W koniec ją ręki podrasnął trafiwszy ostrym oszczepem,
Miękkiéj; odrazu i skórę przebiła dzida kończysta,
Nawskroś szat ambrozyjskich, co same Charytki je przędły,
Blizko przy zgięciu w dłoń; polała się krew nieśmiertelna,
Strawą ci bowiem nie żyją i wina ciemnego nie piją;
To téż i krwi nie mają i nieśmiertelnemi się zowią.
Ona krzyknęła boleśnie i syna puściła na ziemię.

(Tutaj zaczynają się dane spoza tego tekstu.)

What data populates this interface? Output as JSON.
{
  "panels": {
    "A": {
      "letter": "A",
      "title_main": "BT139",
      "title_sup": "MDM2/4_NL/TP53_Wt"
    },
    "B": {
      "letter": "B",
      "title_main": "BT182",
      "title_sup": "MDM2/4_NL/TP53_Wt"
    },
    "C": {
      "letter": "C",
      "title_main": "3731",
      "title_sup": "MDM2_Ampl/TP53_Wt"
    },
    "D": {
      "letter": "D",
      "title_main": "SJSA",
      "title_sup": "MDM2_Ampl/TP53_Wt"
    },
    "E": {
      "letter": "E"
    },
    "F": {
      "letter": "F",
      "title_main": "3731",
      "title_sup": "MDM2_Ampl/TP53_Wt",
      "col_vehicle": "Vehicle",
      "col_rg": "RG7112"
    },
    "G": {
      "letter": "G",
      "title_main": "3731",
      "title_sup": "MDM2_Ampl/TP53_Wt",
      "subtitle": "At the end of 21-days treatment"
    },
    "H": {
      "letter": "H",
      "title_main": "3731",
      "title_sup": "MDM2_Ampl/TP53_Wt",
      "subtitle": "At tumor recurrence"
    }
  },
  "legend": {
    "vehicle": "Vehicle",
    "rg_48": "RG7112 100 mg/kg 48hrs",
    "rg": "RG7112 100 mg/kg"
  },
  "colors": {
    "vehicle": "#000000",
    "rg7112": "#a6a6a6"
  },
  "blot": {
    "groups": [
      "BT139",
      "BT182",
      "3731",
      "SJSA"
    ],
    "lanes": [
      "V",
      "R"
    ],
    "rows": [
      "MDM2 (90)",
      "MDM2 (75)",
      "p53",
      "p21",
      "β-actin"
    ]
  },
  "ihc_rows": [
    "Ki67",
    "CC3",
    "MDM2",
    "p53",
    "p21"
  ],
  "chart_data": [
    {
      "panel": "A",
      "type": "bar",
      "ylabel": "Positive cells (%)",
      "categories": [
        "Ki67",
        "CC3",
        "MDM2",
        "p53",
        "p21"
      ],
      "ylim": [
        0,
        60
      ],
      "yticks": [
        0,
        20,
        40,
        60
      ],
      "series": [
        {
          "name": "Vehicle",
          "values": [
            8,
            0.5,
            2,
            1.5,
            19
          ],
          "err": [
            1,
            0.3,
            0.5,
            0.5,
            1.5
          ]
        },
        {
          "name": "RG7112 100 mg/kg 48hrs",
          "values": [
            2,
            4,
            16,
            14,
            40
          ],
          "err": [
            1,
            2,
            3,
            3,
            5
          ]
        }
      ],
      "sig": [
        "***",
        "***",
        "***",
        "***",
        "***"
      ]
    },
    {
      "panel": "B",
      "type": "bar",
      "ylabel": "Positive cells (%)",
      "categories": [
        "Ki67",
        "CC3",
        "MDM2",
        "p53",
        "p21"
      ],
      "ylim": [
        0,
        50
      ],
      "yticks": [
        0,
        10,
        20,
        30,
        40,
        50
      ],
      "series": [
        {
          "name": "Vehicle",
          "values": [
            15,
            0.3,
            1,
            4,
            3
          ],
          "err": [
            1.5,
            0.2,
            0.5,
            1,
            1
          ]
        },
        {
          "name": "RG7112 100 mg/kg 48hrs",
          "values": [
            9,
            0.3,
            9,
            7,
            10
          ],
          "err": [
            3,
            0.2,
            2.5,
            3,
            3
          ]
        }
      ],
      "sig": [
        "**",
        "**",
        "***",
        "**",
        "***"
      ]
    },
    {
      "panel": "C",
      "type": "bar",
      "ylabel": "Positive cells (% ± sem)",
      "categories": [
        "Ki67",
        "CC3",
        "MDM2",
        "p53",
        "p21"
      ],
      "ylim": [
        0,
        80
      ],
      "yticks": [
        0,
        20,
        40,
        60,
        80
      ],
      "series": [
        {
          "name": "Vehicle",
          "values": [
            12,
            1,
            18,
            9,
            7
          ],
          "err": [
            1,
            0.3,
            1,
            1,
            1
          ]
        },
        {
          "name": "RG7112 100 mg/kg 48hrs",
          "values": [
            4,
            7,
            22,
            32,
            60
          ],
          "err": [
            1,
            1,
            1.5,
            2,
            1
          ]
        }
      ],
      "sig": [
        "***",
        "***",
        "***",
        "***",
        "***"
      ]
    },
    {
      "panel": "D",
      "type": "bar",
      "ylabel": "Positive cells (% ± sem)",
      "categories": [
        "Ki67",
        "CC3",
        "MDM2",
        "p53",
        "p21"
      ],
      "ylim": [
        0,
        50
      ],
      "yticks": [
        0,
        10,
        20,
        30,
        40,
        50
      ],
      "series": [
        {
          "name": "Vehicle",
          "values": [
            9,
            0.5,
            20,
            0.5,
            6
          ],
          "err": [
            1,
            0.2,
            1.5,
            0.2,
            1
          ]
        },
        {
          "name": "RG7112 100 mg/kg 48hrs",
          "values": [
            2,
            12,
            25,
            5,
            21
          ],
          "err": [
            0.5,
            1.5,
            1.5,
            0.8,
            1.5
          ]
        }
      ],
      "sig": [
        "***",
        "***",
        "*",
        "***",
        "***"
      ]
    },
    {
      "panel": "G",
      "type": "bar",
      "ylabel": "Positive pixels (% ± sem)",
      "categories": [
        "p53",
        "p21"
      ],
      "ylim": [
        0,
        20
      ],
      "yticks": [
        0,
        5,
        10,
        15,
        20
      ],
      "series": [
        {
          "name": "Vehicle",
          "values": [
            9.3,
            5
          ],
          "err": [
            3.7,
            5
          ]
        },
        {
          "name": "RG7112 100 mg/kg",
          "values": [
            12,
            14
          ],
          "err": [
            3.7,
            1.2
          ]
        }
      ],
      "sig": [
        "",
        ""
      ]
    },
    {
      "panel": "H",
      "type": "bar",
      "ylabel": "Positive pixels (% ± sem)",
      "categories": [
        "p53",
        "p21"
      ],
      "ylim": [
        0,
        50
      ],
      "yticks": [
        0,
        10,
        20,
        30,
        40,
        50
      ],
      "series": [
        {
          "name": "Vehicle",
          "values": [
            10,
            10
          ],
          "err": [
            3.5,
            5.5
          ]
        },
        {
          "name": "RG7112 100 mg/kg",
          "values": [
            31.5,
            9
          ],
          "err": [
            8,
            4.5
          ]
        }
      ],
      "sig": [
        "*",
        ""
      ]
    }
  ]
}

Jego zaś Foibos Apollon własnemi wybawia rękoma,
W piersi żelazo mu topiąc lubego życia nie zabrał.
Nad nią wrzasnął okrutnie Diomed o głosie donośnym:
„Córo Diosa powinnaś unikać walki i mordów;
Czyż to nie dosyć, że słabe niewiasty uwodzisz namową?
Zlękniesz się, chociażby tylko z daleka o niéj posłyszeć.“
Rzekł; lecz ona ze smutkiem odeszła, bo srodze cierpiała.
Iris o wietrznych nóżkach objąwszy ją z tłumu prowadzi
Boleściami zgnębioną; od krwi się skóra czerwieni.
Siedział on w chmurze zakryty z oszczepem i końmi szybkiemi.
Ona przed bratem kochanym się na kolana rzuciwszy,
Prosi usilnie by koni o złotych naczółkach użyczył:
„Ratuj mnię drogi mój bracie i twoich mi użycz rumaków,
Srodze ja cierpię na ranę przez śmiertelnika zadaną,
Syna Tydeja co teraz i z ojcem Diosem by walczył.“
Rzekła; rumaki o złotych naczółkach jéj Ares oddaje.
Ona zajmuje siedzenie w swém łubém sercu zmartwiona,
Biczem do biegu je pędzi, a one ruszyły ochoczo.
W krotce przybyły do Bogów siedziby wzniosłego Olimpu.
Tam zatrzymała konie o wietrznych nóżkach Iryda,
Z wozu wyprzęgła i strawę im ambrozyjską rzuciła.